Research Supplements for colleges!?!

Some high school students who apply to colleges submit a research supplement/paper along with their application. I wanted to know what kind of research projects high school students usually participate in. I mean, high school students usually don’t possess enough knowledge about STEM or any field to come up with completely original formulas for math, or invent a new physics law, or come up with something completely original that hasn’t been discovered yet. To make breakthroughs of that magnitude usually requires advanced knowledge of STEM, and people usually discover completely new stuff after getting a Ph.D or something of that level. But high school students don’t have that advanced knowledge… yet I hear about high school students sending a ‘research supplement’ to MIT or Caltech or such top colleges.

So what kind of research projects do high school students usually participate in?

It would be great if someone can mention examples of research projects that high school students conducted, or tell me the kind or type of topics on which their research projects are usually based, whether its related to Mathematics, Computer Science, Physics, Biology, or anything.

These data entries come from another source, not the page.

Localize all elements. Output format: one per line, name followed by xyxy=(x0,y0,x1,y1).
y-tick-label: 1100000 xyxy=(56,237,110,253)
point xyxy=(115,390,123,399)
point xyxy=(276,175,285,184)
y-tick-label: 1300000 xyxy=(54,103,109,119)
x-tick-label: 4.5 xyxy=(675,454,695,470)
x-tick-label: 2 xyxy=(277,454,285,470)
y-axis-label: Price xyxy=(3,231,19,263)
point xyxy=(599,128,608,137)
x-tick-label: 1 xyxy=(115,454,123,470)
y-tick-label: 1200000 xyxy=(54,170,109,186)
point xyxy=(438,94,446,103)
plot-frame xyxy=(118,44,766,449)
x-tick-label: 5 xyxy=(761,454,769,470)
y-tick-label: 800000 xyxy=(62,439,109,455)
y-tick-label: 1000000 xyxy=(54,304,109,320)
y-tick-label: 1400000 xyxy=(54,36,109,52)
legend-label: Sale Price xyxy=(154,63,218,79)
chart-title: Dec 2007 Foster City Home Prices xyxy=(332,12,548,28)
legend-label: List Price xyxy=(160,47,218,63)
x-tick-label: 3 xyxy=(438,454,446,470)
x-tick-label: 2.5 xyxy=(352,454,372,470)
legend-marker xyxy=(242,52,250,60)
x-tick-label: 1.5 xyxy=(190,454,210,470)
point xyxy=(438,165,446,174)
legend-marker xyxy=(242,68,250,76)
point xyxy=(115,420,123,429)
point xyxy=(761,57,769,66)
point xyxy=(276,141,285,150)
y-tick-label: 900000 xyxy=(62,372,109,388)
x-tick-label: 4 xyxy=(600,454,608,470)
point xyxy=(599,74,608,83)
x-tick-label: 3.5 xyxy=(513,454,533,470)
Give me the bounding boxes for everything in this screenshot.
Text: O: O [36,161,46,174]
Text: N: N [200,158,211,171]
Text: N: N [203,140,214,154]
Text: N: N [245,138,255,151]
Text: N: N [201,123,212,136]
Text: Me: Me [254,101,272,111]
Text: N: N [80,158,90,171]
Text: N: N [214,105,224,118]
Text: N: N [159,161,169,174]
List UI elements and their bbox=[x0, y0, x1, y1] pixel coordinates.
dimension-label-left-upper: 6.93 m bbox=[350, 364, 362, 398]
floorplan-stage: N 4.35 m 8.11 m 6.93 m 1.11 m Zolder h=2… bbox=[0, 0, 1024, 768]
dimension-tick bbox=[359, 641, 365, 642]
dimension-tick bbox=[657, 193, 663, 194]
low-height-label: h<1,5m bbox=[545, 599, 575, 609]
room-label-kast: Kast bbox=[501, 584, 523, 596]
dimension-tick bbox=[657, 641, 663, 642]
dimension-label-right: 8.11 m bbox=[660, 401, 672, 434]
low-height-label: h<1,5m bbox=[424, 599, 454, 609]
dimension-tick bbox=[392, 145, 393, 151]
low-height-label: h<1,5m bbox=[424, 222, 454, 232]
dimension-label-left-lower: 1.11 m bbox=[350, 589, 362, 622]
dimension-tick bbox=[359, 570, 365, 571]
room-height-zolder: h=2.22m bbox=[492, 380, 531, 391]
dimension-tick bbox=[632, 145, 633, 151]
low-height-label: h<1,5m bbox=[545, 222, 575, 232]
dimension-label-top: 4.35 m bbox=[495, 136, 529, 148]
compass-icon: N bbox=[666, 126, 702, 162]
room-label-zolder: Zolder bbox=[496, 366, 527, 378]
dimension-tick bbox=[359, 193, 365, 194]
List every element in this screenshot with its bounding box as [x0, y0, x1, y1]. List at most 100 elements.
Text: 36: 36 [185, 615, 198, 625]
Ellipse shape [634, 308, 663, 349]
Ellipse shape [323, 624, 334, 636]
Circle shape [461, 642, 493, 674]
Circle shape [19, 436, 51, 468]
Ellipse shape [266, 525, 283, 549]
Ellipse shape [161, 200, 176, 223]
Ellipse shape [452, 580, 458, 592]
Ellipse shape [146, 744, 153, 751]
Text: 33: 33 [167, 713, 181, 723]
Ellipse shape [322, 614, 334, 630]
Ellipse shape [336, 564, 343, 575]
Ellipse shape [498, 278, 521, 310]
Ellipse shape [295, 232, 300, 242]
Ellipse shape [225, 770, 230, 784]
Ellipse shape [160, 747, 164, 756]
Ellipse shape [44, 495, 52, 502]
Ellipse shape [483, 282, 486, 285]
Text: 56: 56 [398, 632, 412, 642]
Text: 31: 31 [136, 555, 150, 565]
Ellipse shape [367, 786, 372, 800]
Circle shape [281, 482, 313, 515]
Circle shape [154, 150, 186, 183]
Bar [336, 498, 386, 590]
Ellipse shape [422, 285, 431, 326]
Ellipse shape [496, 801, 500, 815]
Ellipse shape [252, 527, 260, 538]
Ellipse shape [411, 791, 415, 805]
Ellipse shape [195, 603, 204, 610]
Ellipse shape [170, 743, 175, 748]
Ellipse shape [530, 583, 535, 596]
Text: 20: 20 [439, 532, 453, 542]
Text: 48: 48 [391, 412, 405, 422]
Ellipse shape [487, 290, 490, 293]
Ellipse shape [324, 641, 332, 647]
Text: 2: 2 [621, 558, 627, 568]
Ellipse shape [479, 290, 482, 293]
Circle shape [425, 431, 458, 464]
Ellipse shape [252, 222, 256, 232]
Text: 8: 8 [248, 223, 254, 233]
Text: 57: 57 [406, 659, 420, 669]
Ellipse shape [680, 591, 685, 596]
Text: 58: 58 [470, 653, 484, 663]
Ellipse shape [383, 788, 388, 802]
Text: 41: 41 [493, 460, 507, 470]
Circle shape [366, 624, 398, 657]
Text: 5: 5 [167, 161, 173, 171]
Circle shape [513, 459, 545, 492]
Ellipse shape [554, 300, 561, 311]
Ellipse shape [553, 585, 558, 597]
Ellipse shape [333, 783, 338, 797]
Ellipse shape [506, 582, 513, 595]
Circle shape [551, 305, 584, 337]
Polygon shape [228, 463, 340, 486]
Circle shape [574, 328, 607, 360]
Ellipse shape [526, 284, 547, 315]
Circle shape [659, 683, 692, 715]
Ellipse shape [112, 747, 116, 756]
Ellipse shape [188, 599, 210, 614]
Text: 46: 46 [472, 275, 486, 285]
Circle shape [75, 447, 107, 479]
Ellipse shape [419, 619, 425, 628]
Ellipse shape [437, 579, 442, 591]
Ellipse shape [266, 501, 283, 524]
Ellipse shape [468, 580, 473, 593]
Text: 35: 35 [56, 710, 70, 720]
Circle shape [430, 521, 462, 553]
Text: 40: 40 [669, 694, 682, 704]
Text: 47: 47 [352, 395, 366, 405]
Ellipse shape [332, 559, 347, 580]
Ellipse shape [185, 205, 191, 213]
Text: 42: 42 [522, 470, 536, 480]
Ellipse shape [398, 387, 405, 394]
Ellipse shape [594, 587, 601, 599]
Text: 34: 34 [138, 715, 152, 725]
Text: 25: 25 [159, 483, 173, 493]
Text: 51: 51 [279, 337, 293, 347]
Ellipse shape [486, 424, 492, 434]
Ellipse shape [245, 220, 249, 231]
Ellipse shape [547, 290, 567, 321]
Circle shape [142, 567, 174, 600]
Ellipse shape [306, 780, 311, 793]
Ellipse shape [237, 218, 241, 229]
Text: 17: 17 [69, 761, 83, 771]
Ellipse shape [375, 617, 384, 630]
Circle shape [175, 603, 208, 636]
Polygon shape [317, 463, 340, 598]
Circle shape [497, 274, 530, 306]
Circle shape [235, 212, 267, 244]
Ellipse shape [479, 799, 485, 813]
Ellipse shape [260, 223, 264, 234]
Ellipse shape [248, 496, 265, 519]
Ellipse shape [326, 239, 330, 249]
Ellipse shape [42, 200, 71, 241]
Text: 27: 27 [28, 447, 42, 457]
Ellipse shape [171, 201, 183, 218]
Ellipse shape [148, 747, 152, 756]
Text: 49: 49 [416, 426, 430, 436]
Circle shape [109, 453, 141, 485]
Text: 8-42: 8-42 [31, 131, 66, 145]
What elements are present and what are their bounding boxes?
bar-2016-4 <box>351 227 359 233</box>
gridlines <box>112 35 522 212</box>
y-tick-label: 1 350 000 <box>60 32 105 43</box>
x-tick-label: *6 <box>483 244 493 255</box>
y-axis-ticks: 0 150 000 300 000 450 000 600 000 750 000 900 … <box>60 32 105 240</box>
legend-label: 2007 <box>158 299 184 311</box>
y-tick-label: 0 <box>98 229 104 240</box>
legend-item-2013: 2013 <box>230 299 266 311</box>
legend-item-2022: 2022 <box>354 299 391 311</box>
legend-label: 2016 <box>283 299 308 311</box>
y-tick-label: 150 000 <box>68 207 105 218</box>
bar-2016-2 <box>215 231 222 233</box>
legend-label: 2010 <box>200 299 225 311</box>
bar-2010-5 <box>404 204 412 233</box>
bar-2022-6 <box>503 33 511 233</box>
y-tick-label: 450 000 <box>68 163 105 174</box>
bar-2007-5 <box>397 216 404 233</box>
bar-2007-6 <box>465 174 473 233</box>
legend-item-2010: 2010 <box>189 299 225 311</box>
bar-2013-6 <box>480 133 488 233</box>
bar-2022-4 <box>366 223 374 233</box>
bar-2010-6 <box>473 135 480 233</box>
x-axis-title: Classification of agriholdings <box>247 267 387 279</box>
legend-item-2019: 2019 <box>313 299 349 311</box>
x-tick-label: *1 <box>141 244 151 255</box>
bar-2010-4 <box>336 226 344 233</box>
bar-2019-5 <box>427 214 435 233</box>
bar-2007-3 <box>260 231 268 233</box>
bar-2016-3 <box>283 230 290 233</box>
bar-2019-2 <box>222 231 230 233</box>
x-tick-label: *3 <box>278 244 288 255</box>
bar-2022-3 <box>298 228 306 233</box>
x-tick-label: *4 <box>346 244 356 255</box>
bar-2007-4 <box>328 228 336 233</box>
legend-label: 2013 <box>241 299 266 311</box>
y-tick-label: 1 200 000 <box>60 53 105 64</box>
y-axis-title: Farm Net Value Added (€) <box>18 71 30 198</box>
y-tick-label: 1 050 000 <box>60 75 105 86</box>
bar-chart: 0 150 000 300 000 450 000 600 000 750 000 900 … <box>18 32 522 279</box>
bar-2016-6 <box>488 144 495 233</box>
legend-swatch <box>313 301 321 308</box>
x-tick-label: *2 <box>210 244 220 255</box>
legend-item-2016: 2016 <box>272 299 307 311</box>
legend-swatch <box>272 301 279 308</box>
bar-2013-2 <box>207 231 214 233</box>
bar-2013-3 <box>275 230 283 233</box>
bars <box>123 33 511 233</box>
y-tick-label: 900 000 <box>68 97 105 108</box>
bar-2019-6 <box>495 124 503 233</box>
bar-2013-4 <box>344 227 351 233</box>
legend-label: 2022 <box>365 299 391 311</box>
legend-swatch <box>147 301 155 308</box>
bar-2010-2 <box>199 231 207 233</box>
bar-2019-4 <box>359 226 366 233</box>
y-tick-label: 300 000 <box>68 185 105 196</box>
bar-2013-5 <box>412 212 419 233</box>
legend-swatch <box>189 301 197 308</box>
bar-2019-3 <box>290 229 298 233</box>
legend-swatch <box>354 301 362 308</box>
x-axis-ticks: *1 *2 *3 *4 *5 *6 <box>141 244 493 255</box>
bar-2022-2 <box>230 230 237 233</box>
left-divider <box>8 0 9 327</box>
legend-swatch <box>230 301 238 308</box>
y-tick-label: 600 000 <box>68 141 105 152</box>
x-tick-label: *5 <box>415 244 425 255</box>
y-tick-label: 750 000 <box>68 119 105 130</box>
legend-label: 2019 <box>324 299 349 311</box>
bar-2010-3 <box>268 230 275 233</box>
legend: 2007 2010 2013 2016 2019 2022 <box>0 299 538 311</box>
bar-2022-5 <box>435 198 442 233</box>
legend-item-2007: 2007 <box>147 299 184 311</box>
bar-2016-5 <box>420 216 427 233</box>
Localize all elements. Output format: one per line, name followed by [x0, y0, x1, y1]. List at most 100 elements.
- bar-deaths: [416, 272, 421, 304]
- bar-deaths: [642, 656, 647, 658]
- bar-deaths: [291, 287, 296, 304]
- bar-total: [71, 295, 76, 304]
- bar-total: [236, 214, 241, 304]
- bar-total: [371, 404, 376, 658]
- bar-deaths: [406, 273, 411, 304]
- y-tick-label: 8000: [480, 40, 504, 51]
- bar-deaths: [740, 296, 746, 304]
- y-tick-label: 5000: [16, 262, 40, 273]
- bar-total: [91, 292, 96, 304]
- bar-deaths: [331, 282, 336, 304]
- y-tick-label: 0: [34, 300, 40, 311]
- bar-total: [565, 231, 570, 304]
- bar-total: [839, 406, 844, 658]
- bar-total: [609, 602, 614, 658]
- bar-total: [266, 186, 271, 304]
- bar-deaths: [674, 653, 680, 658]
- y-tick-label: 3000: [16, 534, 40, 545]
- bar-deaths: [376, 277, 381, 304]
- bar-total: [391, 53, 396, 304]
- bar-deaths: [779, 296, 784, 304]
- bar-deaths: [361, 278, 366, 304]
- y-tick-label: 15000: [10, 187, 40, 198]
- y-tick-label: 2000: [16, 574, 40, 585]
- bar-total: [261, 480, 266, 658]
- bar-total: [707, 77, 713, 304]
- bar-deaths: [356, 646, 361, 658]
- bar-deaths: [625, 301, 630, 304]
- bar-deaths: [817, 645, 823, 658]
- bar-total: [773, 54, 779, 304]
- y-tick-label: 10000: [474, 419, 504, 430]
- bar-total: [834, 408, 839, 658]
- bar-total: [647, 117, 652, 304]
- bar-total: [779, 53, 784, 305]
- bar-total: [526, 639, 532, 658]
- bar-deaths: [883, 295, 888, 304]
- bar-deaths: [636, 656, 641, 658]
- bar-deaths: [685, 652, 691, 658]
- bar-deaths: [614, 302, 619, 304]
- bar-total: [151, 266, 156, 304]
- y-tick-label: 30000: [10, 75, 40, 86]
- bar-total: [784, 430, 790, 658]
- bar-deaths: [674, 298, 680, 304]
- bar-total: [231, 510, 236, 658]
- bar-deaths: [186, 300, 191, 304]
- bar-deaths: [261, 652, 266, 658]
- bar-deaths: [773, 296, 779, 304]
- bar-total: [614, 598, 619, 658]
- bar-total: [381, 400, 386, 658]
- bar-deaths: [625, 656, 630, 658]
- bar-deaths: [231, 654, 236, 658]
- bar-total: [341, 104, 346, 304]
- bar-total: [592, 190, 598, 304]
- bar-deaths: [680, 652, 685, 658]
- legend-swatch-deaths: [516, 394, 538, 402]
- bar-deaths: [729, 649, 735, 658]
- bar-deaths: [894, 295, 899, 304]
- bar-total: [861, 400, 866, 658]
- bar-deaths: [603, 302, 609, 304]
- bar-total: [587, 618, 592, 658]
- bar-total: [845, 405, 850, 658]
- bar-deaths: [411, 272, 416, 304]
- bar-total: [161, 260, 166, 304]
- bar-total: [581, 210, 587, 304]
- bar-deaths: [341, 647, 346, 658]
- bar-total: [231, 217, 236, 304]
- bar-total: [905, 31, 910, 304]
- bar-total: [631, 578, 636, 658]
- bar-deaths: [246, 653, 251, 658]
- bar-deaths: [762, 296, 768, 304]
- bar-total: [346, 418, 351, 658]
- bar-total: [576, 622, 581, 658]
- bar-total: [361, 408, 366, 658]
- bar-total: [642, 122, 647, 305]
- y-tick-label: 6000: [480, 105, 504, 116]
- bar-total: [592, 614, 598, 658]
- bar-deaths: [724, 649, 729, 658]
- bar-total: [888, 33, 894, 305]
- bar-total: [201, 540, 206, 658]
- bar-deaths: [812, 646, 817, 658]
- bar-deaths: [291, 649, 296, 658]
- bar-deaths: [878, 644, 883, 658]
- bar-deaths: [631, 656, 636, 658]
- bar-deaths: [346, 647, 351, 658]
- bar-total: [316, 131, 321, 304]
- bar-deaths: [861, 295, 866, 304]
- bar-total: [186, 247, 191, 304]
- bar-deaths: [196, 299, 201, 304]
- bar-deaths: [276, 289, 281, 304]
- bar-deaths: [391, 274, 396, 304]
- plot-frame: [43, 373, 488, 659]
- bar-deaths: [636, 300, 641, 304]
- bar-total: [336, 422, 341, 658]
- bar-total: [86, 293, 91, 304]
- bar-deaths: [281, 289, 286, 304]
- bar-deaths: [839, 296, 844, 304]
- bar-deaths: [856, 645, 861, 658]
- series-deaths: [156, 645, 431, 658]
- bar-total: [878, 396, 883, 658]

Although no student from my D17’s school was accepted into this last summer, there 's a scientist (some sort of neurobiology deal) who takes in 5 or 6 students from all of Los Angeles to intern with him and do real research in his lab at USC. It’s highly competitive for obvious reasons, but every year, at least, those 5-6 kids get to observe, learn, and participate in real research at a real lab. My kid’s school has had kids admitted into the summer research internship program before.

But how does that turn into a research paper? I’ve heard of high school students sending in research papers to the colleges they applied to. Just a while ago I was reading on CC that a student sent 2 research papers to Caltech as part of their application.

Usually highschool students apply to highly competitive summer research programs at academic research institutions. In some cases students take the initiative to email professors directly who share their research interests and ask to work in the lab over the summer. The PI of the lab almost always hands the high school student off to a grad student, post-doc, or research technician to mentor/train. (In my experience, the PIs themselves has little to no direct contact with the high school student themselves.) The mentor then has the high school student “help” with their projects. (“Help” is in quotes because sometimes the “help” is not very helpful. I’ve mentored a high school student who was a HUGE help, one who was absolutely awful, and several in between.) If the research that the summer student “helps” the mentor do ends up getting published, depending on how much the student contributed and/or the authorship policy in the lab, the high school student may also be on the paper.